Onze jours après son décès, Kora, de son vrai nom Olga Sipowicz, a trouvé le repos éternel dans la parcelle K-14-7 du cimetière Powązki à Varsovie. Depuis son inhumation, sa tombe s’est rapidement muée en un véritable lieu de pèlerinage pour ses nombreux fans. L’endroit est visiblement entretenu avec soin : la pierre tombale est immaculée, et un flux constant de fleurs fraîches et de bougies allumées témoigne de l’attachement indéfectible du public à l’icône musicale.
Mais au-delà de la simple stèle, ce sont les détails qui entourent la sépulture qui attirent l’attention. Une poubelle noire, rehaussée des couleurs emblématiques du groupe « Maanam » – rouge et blanc – encadre la tombe, lui conférant une dimension symbolique forte. Les visiteurs, qu’ils viennent pour honorer la mémoire de l’artiste ou simplement trouver un instant de quiétude, s’arrêtent souvent. Pour ceux qui souhaitent prolonger leur visite, un banc a été installé à proximité. Son assise porte l’inscription « KoraKamil », une tendre combinaison du pseudonyme de l’artiste et du prénom de son époux, Kamil Sipowicz, qui fut à ses côtés jusqu’à ses derniers instants.
La tombe de Kora se distingue également par son originalité. L’absence des noms et prénoms sur la pierre tombale, à l’exception d’un portrait en noir et blanc posé sobrement, suscite une certaine interrogation et renforce le mystère du lieu. Une sculpture féminine, placée à côté du portrait, ajoute une touche artistique à l’ensemble.
Kora : une nouvelle disposition pour sa tombe suite à un appel
Au début du mois d’octobre, la philosophe Magdalena Środa avait partagé ses réflexions sur les réseaux sociaux après une visite au cimetière militaire de Powązki. Interpellée par l’abondance de lumières sur la tombe de son amie de longue date, Kora, elle avait exprimé son étonnement.
« Hier, je suis allée au cimetière car c’était le Jour des Morts. J’ai rendu visite à mon père et à Koreńka. Pourquoi les gens couvrent-ils sa tombe de lumières hideuses ? »

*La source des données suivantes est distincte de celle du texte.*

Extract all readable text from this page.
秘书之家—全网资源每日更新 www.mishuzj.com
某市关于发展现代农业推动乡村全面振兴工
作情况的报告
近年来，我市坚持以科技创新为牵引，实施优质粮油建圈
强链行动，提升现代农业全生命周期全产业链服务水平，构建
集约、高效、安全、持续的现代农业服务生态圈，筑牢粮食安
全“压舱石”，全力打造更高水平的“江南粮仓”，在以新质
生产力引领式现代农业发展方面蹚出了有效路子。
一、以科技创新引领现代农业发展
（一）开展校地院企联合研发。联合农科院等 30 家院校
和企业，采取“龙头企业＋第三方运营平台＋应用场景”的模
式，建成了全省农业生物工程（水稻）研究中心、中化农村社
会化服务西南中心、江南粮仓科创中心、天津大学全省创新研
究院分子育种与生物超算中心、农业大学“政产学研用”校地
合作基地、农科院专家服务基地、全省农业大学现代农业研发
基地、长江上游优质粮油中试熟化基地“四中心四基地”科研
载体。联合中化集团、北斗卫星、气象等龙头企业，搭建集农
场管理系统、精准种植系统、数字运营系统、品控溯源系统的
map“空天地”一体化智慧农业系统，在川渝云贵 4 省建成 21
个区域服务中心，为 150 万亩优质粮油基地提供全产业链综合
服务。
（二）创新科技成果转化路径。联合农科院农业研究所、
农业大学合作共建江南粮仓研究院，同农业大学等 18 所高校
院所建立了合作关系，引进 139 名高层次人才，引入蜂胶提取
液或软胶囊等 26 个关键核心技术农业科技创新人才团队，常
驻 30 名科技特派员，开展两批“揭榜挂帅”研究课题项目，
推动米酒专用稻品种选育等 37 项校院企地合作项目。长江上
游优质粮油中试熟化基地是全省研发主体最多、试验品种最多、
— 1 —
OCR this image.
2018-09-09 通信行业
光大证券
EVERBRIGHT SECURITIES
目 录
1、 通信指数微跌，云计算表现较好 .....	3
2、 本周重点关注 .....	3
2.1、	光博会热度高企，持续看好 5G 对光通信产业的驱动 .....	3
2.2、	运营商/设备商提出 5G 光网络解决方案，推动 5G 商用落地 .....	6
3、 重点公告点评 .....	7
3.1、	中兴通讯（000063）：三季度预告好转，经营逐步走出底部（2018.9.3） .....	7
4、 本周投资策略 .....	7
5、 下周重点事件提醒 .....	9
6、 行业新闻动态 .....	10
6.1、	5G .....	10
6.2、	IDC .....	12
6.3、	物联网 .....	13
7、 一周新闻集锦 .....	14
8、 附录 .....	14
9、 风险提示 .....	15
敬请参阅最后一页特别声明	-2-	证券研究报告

Magdalena Środa, philosophe
Ces interrogations, apparemment, ont été entendues, et des ajustements ont été apportés quant à la présentation de la sépulture.
Pour rappel, Kora, figure emblématique de la scène rock polonaise, a marqué plusieurs générations avec son groupe Maanam. Sa disparition a suscité une vive émotion dans le pays.
Plusieurs liens associés à l’artiste révèlent l’intérêt public persistant pour sa vie et son héritage :
- Les détails d’un conflit successoral impliquant les proches de l’artiste.
- Un témoignage sur les menaces reçues par l’ex-chanteuse de Maanam et le rôle de son thérapeute.
- Les projets de Stanisław Soyka pour rendre hommage à Kora.